I needed a contractor to shore up the floor and repair the ceiling, plus a plumber to reroute the pipes, and then a resurfacer to make Clawdette beautiful. I had nightmares in which money flew out of my wallet and rained down on others. It was now month three and I was still taking sponge baths in the sink.

At last, many thousands of dollars later, my clawfoot tub was in working order. I was given the green light to actually fill it with water and insert my trembling body into it. I leaned back and savored the luxury.
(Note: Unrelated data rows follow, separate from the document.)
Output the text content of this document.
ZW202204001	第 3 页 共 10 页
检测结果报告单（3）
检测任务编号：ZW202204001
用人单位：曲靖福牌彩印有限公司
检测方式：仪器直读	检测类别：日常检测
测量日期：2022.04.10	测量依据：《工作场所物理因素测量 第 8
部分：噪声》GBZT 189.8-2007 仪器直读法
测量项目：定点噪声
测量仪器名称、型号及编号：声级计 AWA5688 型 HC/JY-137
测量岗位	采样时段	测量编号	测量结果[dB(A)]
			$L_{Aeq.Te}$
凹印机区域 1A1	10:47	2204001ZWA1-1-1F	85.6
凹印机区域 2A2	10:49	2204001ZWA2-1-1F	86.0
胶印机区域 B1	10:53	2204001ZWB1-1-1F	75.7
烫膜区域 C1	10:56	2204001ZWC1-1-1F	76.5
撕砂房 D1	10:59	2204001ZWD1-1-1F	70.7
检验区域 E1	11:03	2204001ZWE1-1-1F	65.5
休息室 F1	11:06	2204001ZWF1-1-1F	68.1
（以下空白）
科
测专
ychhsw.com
It had been a long time coming, but it was all worth it. “I’ll love you forever,” I crooned to Clawdette, stroking her glossy porcelain.

The next morning, my boss called me into his office and informed me I was being promoted to my dream job, the one I’d been working toward all my adult life. I was filled with joy until he mentioned the job was in another state.

“You mean I’d have to move?”

“Of course. You’ve always said you were willing to relocate for the right opportunity. I put my reputation on the line to get you this job.”

That evening I filled Clawdette to the brim, slipped into her depths carefully so as not to splash my phone, and began calling realtors. The next day one came to survey my house from top to bottom.

“You have a lovely home,” she said. “The only thing is, clawfoot tubs aren’t everyone’s cup of tea. They’re kind of like swimming pools – very appealing to some, but a deal-breaker for others. For young families, it’s hard to bathe little kids in them – the high sides, you know. I’d suggest you replace yours with a conventional bathtub.”

“Replace…?”

“Oh dear, are you crying? Was it something I said?”